You know the feeling.
The decorations are still up, but the magic has left the building.
There’s wrapping paper in the trash, leftovers in the fridge, and a vague sense that something ended… even if nothing technically went wrong.
Congratulations. You have a Christmas emotional hangover.
Totally normal. Mildly confusing. Not a personal failure.
Here are a few gentle things that help.
1. Don’t rush the cleanup (emotionally or literally)
You don’t have to pack away everything at once.
Let the tree linger. Leave the lights on one more night. Eat the cookies for breakfast.
The season doesn’t end because the calendar says so.
2. Expect the dip
Holidays are loud.
The week after is quiet.
That contrast can feel like something’s missing — when really, your nervous system is just recalibrating. Nothing needs fixing. This is the exhale.
3. Do one small, grounding thing
Not a reset. Not a reinvention.
Just one small anchor:
- a walk
- a cozy meal
- rearranging a shelf
- putting fresh sheets on the bed
Tiny actions help your brain land back in your body.
4. Treat the New Year like a soft suggestion
January doesn’t need a manifesto.
You can think of it as:
- a gentle turn of the page
- a quiet “what next?”
- or simply… Tuesday with better PR
There’s time.

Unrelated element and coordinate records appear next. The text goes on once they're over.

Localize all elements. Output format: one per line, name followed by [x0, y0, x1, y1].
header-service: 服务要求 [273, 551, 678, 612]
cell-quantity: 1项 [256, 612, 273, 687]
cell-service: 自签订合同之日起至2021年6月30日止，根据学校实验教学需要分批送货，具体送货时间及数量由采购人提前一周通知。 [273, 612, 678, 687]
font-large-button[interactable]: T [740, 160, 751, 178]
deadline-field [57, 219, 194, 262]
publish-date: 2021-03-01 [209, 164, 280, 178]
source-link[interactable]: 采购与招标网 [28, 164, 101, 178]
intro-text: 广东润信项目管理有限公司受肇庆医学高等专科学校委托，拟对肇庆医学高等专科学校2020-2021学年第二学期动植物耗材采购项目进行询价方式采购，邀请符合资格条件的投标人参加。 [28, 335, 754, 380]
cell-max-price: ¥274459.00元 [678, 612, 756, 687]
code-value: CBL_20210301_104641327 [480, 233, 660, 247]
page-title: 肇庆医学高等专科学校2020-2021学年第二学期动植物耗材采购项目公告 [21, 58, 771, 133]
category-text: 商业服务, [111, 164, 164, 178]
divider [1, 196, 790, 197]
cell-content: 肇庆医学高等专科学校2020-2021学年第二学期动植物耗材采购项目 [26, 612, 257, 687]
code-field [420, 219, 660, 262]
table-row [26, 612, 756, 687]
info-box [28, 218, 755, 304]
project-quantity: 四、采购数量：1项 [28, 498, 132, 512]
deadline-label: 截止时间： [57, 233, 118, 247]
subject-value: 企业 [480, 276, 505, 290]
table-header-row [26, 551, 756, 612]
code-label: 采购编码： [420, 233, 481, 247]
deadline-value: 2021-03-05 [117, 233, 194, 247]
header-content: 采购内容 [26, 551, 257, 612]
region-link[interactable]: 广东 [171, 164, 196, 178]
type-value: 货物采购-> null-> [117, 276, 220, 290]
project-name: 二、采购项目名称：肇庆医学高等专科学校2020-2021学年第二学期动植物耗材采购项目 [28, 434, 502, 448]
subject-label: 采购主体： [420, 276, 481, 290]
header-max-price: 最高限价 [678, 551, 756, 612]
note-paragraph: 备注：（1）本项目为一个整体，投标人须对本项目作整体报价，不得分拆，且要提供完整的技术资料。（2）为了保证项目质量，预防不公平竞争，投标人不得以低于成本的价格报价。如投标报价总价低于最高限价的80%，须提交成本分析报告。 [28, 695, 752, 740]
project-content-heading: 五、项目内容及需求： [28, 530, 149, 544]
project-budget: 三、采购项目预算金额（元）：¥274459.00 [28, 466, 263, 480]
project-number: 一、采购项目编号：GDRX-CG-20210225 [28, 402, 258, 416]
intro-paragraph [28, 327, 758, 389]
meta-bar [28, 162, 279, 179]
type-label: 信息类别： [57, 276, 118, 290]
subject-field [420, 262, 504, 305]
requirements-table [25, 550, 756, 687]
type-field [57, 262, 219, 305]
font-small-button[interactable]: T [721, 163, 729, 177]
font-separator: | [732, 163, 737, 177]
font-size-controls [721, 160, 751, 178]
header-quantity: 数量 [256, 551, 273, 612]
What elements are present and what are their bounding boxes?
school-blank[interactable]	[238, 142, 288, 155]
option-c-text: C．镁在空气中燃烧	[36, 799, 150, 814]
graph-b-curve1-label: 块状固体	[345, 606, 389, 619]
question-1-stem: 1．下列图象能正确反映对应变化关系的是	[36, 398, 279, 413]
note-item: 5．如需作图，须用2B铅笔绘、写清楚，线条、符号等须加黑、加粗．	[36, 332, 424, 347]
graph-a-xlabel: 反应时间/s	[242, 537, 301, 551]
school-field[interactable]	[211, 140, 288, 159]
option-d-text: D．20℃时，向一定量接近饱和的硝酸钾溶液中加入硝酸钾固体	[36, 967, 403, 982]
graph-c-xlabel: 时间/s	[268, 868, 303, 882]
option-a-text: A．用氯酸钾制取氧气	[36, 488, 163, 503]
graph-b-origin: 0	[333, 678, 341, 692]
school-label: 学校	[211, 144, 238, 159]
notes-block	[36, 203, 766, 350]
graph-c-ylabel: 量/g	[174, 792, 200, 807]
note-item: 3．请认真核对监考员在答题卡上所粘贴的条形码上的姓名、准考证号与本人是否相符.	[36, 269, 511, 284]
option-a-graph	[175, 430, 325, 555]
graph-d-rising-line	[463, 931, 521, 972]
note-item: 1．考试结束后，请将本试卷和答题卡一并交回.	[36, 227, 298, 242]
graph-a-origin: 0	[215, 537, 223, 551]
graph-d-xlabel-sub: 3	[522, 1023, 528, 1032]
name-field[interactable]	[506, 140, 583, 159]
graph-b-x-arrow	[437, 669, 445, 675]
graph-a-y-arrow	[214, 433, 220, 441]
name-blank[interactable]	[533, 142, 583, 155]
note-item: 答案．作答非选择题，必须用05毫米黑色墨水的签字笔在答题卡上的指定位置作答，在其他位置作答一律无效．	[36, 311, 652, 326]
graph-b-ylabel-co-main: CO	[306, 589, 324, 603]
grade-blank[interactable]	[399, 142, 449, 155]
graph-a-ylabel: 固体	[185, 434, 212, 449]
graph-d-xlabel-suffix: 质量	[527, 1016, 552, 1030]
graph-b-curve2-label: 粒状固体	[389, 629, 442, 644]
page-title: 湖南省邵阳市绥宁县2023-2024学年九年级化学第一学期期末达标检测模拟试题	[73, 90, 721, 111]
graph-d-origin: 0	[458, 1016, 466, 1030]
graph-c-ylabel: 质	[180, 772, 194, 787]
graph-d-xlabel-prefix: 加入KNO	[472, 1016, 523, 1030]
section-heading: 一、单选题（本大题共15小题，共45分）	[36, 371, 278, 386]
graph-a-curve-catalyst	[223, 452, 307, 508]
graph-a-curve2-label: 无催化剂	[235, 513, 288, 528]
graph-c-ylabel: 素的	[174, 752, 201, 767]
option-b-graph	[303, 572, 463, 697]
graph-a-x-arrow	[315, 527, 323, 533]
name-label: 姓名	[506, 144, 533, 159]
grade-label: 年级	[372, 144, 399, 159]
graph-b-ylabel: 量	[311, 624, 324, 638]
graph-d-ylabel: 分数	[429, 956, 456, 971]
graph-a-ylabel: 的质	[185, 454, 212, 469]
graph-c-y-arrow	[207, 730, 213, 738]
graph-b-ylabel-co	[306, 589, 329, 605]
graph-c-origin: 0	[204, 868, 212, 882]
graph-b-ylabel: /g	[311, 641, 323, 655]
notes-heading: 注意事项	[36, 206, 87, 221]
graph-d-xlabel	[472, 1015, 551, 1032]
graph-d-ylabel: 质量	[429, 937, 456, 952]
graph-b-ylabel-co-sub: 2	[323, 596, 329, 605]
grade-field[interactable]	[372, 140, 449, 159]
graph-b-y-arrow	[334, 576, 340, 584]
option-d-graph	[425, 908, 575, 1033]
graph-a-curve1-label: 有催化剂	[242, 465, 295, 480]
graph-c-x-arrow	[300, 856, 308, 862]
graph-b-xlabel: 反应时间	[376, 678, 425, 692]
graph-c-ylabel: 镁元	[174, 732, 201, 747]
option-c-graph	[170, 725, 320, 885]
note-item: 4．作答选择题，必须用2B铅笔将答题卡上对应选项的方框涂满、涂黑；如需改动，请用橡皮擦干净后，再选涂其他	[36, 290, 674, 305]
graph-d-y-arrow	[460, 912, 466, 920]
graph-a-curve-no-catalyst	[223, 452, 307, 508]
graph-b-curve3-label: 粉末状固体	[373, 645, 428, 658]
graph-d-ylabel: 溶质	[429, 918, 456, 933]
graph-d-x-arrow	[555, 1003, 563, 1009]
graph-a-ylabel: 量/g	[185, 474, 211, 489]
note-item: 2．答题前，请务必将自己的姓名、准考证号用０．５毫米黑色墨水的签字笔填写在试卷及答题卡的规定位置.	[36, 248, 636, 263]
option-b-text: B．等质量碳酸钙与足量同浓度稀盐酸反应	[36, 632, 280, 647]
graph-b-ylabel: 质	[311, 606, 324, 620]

No rush. No countdown clock ticking in your chest.
5. Remember: nothing is wrong
Feeling flat after something meaningful doesn’t mean you did it wrong.
It means you felt it.
That’s the whole point.
The Christmas emotional hangover passes — usually right around when the light changes, routines return, and something ordinary starts to feel good again.
Take the lights down when you’re ready.
Just a few things that help.
Save what works. Skip what doesn’t.
No resolutions were harmed in the making of this list.